Glad all went well, and good for you.
I never for a moment imagined that it could be anything other than "fine." Well done!
Funny post. Funny comments! The pun/one from Rose that said "would've been a bummer" was great. Bummer. hehe. We would have suggested that you just bring along a dog and then blame it on him/her. That's what happens at our place.
Smooches from pooches,
BabyRocketDog & Hootie
Glad it went well and I wish I could have heard you. Lucky students.
You are young enough to have some control of your gas. Just wait. You will be in the lecture circuit soon. Have fun.
Hopefully it was a "gas-gas-gas," in the words of Mick Jagger. ;)
Pearl... thank you for the laugh ;-)
Glad to hear it went along with any "issues!" And it least you got lost on the way OUT of the parking lot instead of in.
I can't wait to hear how it went. I'm sure you were brilliant. and the gas...pretend it is yoga class where everybody expects it!
Oh good! Glad it went well. and you found your way home, too, so bonus points!
Haha! You crack me up!
So glad to hear all went well.
Trust me, plastic pants are worse than corduroys if you're concerned about making too much noise when you walk. Sure, they'll keep in any embarrassing moisture, but that terrible swish! swish! swish! brings nothing but unwanted attention.
So, was the lack of Beano a problem?
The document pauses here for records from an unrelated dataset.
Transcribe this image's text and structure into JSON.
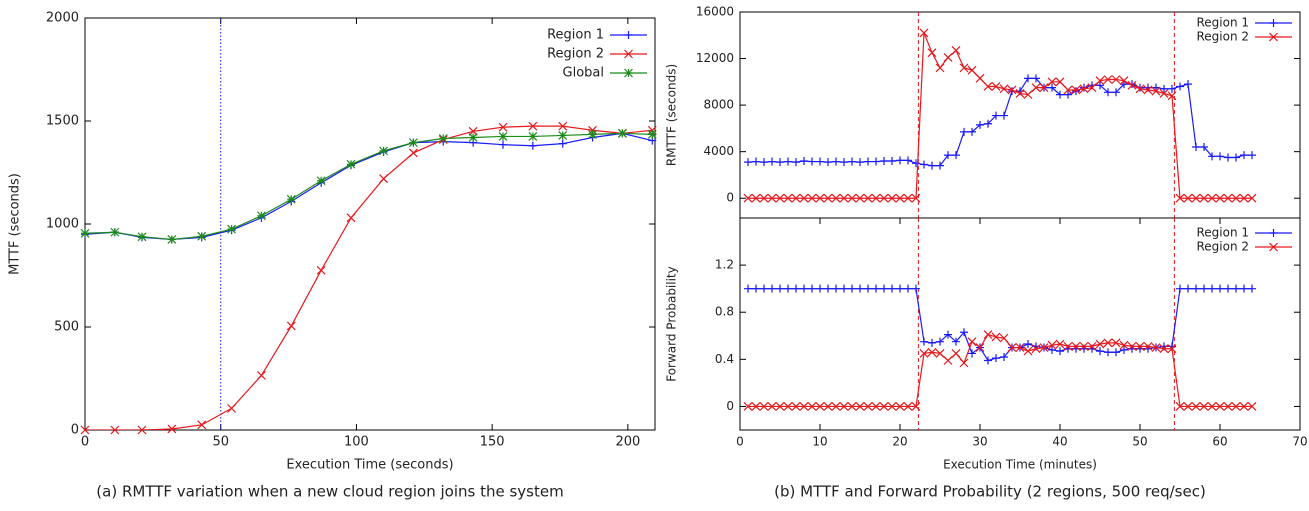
{
  "chart_data": [
    {
      "type": "line",
      "xlabel": "Execution Time (seconds)",
      "ylabel": "MTTF (seconds)",
      "caption": "(a) RMTTF variation when a new cloud region joins the system",
      "x": [
        0,
        11,
        21,
        32,
        43,
        54,
        65,
        76,
        87,
        98,
        110,
        121,
        132,
        143,
        154,
        165,
        176,
        187,
        198,
        209
      ],
      "series": [
        {
          "name": "Region 1",
          "color": "#1a1aff",
          "marker": "plus",
          "values": [
            950,
            960,
            935,
            925,
            935,
            970,
            1030,
            1110,
            1200,
            1285,
            1350,
            1395,
            1400,
            1395,
            1385,
            1380,
            1390,
            1420,
            1440,
            1405
          ]
        },
        {
          "name": "Region 2",
          "color": "#e8191d",
          "marker": "cross",
          "values": [
            0,
            0,
            0,
            5,
            25,
            105,
            265,
            505,
            775,
            1030,
            1220,
            1345,
            1410,
            1450,
            1470,
            1475,
            1475,
            1455,
            1440,
            1455
          ]
        },
        {
          "name": "Global",
          "color": "#1a8a1a",
          "marker": "star",
          "values": [
            955,
            960,
            938,
            925,
            940,
            975,
            1040,
            1120,
            1210,
            1290,
            1355,
            1395,
            1415,
            1420,
            1425,
            1425,
            1430,
            1435,
            1440,
            1435
          ]
        }
      ],
      "xlim": [
        0,
        210
      ],
      "xticks": [
        0,
        50,
        100,
        150,
        200
      ],
      "ylim": [
        0,
        2000
      ],
      "yticks": [
        0,
        500,
        1000,
        1500,
        2000
      ],
      "vlines": [
        50
      ],
      "vline_color": "#1a1aff",
      "vline_style": "dotted",
      "legend": "upper right"
    },
    {
      "type": "line",
      "ylabel": "RMTTF (seconds)",
      "x": [
        1,
        2,
        3,
        4,
        5,
        6,
        7,
        8,
        9,
        10,
        11,
        12,
        13,
        14,
        15,
        16,
        17,
        18,
        19,
        20,
        21,
        22,
        23,
        24,
        25,
        26,
        27,
        28,
        29,
        30,
        31,
        32,
        33,
        34,
        35,
        36,
        37,
        38,
        39,
        40,
        41,
        42,
        43,
        44,
        45,
        46,
        47,
        48,
        49,
        50,
        51,
        52,
        53,
        54,
        55,
        56,
        57,
        58,
        59,
        60,
        61,
        62,
        63,
        64
      ],
      "series": [
        {
          "name": "Region 1",
          "color": "#1a1aff",
          "marker": "plus",
          "values": [
            3100,
            3150,
            3100,
            3150,
            3100,
            3150,
            3100,
            3200,
            3150,
            3150,
            3100,
            3150,
            3100,
            3150,
            3100,
            3150,
            3150,
            3200,
            3200,
            3250,
            3250,
            3000,
            2900,
            2800,
            2800,
            3700,
            3700,
            5700,
            5700,
            6300,
            6400,
            7100,
            7100,
            9200,
            9200,
            10300,
            10300,
            9500,
            9500,
            8900,
            8900,
            9200,
            9500,
            9700,
            9700,
            9100,
            9100,
            9800,
            9800,
            9500,
            9500,
            9500,
            9400,
            9400,
            9600,
            9800,
            4400,
            4400,
            3600,
            3600,
            3500,
            3500,
            3700,
            3700
          ]
        },
        {
          "name": "Region 2",
          "color": "#e8191d",
          "marker": "cross",
          "values": [
            0,
            0,
            0,
            0,
            0,
            0,
            0,
            0,
            0,
            0,
            0,
            0,
            0,
            0,
            0,
            0,
            0,
            0,
            0,
            0,
            0,
            0,
            14200,
            12500,
            11200,
            12100,
            12700,
            11200,
            11000,
            10300,
            9600,
            9600,
            9400,
            9300,
            9000,
            8900,
            9500,
            9500,
            10000,
            10000,
            9300,
            9300,
            9400,
            9500,
            10100,
            10200,
            10200,
            10100,
            9700,
            9400,
            9300,
            9200,
            9000,
            8800,
            0,
            0,
            0,
            0,
            0,
            0,
            0,
            0,
            0,
            0
          ]
        }
      ],
      "xlim": [
        0,
        70
      ],
      "ylim": [
        -1700,
        16000
      ],
      "yticks": [
        0,
        4000,
        8000,
        12000,
        16000
      ],
      "vlines": [
        22.3,
        54.3
      ],
      "vline_color": "#e8191d",
      "vline_style": "dashed",
      "legend": "upper right"
    },
    {
      "type": "line",
      "xlabel": "Execution Time (minutes)",
      "ylabel": "Forward Probability",
      "caption": "(b) MTTF and Forward Probability (2 regions, 500 req/sec)",
      "x": [
        1,
        2,
        3,
        4,
        5,
        6,
        7,
        8,
        9,
        10,
        11,
        12,
        13,
        14,
        15,
        16,
        17,
        18,
        19,
        20,
        21,
        22,
        23,
        24,
        25,
        26,
        27,
        28,
        29,
        30,
        31,
        32,
        33,
        34,
        35,
        36,
        37,
        38,
        39,
        40,
        41,
        42,
        43,
        44,
        45,
        46,
        47,
        48,
        49,
        50,
        51,
        52,
        53,
        54,
        55,
        56,
        57,
        58,
        59,
        60,
        61,
        62,
        63,
        64
      ],
      "series": [
        {
          "name": "Region 1",
          "color": "#1a1aff",
          "marker": "plus",
          "values": [
            1,
            1,
            1,
            1,
            1,
            1,
            1,
            1,
            1,
            1,
            1,
            1,
            1,
            1,
            1,
            1,
            1,
            1,
            1,
            1,
            1,
            1,
            0.55,
            0.54,
            0.55,
            0.61,
            0.55,
            0.63,
            0.45,
            0.5,
            0.39,
            0.41,
            0.42,
            0.5,
            0.5,
            0.53,
            0.51,
            0.5,
            0.48,
            0.47,
            0.49,
            0.49,
            0.49,
            0.49,
            0.47,
            0.46,
            0.46,
            0.48,
            0.49,
            0.49,
            0.49,
            0.5,
            0.51,
            0.51,
            1,
            1,
            1,
            1,
            1,
            1,
            1,
            1,
            1,
            1
          ]
        },
        {
          "name": "Region 2",
          "color": "#e8191d",
          "marker": "cross",
          "values": [
            0,
            0,
            0,
            0,
            0,
            0,
            0,
            0,
            0,
            0,
            0,
            0,
            0,
            0,
            0,
            0,
            0,
            0,
            0,
            0,
            0,
            0,
            0.45,
            0.46,
            0.45,
            0.39,
            0.45,
            0.37,
            0.55,
            0.5,
            0.61,
            0.59,
            0.58,
            0.5,
            0.5,
            0.47,
            0.49,
            0.5,
            0.52,
            0.53,
            0.51,
            0.51,
            0.51,
            0.51,
            0.53,
            0.54,
            0.54,
            0.52,
            0.51,
            0.51,
            0.51,
            0.5,
            0.49,
            0.49,
            0,
            0,
            0,
            0,
            0,
            0,
            0,
            0,
            0,
            0
          ]
        }
      ],
      "xlim": [
        0,
        70
      ],
      "xticks": [
        0,
        10,
        20,
        30,
        40,
        50,
        60,
        70
      ],
      "ylim": [
        -0.2,
        1.6
      ],
      "yticks": [
        0,
        0.4,
        0.8,
        1.2
      ],
      "vlines": [
        22.3,
        54.3
      ],
      "vline_color": "#e8191d",
      "vline_style": "dashed",
      "legend": "upper right"
    }
  ]
}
Or is that the statement you wanted to make (what happens when you do not have beano)?
There's just something very endearing about a lovely, accomplished woman poking through her purse for Beano.
I am thrilled (and unsurprised) to hear that it went well.
You're speaking to a Creative Writing Class? What a coincidence! I've just signed up to take a Creative Writing Class.
I didn't know corduroy pants still existed.
You're wise to avoid the bean burrito and without it, you should be fine, Just don't gulp your coffee.
And was it? (Fine.)
Thanks for visiting my blog and commenting.
Your post made me laugh :)
I don't suppose a transcript is available? Or, better still, a recording? I'm serious.
And there is the additional worry of the elasticized rubber pants . . . inflating. Now that's a picture!